Slide.Show

I've been playing with some newer web tools lately, including some blog/CMS software (which I'll write about later) and one of my new favorites, a Silverlight-based photo gallery control called Slide.Show. Slide.Show, written by the folks at Vertigo Software, is a highly-configurable control for organizing and displaying photos on the web. It's Silverlight-based, which gives it both great performance, and allowed Vertigo to give it a beautiful UI, and it can use a variety of source for its data, from XML config files (the default) pointing to either local or remote images, or even a flickr account.

Since it's open-source, you can also easily modify it to point to your own preferred data source, via JSON or similar protocols.

Here's an example, featuring some photos I took during a visit to Pike's Place Market in Seattle, as well as some of the great code camp logos and promotional pics created by the Mid-Atlantic Community:

I've got this dropped into my blog via an <iframe> which points to a website I own, so it's pretty easy to drop a gallery in wherever I want one. And since you can configure the data source to point to, say, a web service or HttpHandler, you could use a single page or handler to expose a wide array of galleries and photo albums. Note also that Slide.Show has built-in support for multiple albums per gallery (click the icon with six boxes to view other albums) and full screen viewing (click the blue icon with the arrow).

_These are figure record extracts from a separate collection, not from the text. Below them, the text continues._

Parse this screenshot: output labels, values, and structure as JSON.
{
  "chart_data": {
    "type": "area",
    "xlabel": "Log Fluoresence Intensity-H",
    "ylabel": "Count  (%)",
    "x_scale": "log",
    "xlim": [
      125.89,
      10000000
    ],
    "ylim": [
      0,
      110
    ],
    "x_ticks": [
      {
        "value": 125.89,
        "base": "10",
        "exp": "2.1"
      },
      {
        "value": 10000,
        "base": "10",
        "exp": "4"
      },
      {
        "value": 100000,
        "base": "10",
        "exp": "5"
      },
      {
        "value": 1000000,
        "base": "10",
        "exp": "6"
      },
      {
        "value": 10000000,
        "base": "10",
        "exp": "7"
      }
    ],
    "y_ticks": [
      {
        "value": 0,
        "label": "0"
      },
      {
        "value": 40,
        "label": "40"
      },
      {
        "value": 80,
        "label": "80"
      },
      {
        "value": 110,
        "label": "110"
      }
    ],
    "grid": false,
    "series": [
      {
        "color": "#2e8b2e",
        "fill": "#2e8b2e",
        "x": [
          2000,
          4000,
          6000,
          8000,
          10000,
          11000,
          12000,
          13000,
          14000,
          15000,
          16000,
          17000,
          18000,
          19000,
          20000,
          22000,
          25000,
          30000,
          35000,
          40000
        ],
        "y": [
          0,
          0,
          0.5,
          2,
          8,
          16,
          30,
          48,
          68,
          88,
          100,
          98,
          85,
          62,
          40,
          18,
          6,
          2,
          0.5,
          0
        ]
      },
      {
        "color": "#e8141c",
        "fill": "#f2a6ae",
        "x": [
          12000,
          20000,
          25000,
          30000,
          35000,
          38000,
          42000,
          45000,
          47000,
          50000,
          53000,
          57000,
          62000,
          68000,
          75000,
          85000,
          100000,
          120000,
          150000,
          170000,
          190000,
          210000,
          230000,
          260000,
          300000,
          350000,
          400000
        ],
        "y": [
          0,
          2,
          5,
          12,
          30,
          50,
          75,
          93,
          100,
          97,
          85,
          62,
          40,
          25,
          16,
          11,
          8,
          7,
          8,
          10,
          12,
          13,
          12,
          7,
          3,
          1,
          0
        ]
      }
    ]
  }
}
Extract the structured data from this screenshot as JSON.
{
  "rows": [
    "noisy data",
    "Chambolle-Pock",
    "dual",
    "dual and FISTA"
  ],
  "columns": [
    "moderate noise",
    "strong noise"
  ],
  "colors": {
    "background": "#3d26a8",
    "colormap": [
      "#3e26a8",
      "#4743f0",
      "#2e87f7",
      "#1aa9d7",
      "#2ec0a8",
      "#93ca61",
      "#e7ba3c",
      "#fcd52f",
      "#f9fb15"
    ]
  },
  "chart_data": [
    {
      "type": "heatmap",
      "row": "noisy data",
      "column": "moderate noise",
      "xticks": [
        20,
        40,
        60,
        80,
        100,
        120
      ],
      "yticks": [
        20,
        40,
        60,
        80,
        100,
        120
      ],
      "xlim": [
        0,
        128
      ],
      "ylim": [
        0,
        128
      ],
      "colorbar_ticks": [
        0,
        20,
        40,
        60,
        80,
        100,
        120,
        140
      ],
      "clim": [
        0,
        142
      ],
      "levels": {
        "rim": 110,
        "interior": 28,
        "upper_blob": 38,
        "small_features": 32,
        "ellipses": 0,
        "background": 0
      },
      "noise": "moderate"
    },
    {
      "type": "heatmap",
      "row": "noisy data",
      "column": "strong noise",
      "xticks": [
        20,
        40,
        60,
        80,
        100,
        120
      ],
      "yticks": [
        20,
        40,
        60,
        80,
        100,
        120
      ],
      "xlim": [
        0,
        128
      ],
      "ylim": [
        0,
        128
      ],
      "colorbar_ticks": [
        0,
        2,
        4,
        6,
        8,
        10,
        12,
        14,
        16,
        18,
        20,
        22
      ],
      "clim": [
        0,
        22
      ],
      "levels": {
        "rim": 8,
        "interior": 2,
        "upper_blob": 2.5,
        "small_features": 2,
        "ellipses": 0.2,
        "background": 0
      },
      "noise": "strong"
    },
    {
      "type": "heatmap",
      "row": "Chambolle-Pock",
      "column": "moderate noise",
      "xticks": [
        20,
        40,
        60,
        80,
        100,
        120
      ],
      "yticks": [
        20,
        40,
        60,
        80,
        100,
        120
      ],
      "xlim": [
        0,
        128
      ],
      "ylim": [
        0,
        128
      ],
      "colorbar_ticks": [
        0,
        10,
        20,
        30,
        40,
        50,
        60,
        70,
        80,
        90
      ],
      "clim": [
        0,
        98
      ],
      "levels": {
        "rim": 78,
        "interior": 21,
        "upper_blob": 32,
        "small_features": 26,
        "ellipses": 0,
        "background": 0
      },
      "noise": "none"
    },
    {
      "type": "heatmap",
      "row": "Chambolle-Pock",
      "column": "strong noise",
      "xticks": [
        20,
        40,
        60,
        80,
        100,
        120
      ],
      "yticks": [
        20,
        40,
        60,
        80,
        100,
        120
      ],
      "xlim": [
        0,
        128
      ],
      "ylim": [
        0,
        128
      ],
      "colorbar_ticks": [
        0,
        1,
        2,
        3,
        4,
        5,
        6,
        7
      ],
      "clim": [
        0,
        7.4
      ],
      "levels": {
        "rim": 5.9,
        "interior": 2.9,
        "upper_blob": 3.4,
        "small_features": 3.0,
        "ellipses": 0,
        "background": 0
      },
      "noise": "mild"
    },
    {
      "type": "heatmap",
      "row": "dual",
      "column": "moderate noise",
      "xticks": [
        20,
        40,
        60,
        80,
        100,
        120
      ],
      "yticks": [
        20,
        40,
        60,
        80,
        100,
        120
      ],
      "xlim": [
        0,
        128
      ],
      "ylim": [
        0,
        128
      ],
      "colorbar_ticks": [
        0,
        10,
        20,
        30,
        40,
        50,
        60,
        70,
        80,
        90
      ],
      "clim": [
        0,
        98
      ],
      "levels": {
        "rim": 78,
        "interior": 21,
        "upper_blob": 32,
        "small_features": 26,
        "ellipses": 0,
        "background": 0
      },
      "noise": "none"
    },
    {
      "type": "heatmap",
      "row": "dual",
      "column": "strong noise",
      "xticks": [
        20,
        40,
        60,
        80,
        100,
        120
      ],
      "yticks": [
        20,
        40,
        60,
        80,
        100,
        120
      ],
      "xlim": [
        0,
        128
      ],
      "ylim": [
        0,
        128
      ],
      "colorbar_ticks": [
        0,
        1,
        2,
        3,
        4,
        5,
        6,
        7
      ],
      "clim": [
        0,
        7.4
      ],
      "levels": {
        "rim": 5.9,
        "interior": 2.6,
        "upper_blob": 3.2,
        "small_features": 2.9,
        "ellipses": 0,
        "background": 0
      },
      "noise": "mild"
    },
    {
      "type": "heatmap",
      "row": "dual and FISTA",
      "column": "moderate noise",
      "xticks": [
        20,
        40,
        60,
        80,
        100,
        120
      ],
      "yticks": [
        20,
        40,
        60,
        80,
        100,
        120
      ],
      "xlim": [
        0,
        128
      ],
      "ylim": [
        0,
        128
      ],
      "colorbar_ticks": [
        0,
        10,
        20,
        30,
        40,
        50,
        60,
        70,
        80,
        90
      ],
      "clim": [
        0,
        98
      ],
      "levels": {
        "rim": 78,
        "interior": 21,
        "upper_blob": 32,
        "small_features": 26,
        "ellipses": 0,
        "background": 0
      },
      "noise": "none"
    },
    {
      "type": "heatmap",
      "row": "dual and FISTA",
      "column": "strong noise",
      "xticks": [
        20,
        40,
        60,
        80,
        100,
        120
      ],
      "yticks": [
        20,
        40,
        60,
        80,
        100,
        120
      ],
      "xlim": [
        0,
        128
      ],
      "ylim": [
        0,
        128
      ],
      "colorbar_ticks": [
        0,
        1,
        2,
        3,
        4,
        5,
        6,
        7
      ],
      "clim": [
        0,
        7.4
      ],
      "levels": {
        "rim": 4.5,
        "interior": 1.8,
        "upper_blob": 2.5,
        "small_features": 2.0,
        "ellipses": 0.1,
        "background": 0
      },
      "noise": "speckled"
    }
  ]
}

One area currently lacking with Slide.Show is getting the photos and data file together. Thankfully, there's a free tool available to help with the process. I think that tool's resizing algorithms are a little heavy-handed with the compression, though, so I'm using Prish Resizer to do my resizing, and just using Ben Hoffman's tool for generating the XML data file.

Anyway, if you're looking for a solution for displaying photos on a website or blog, you should take a look at Slide.Show.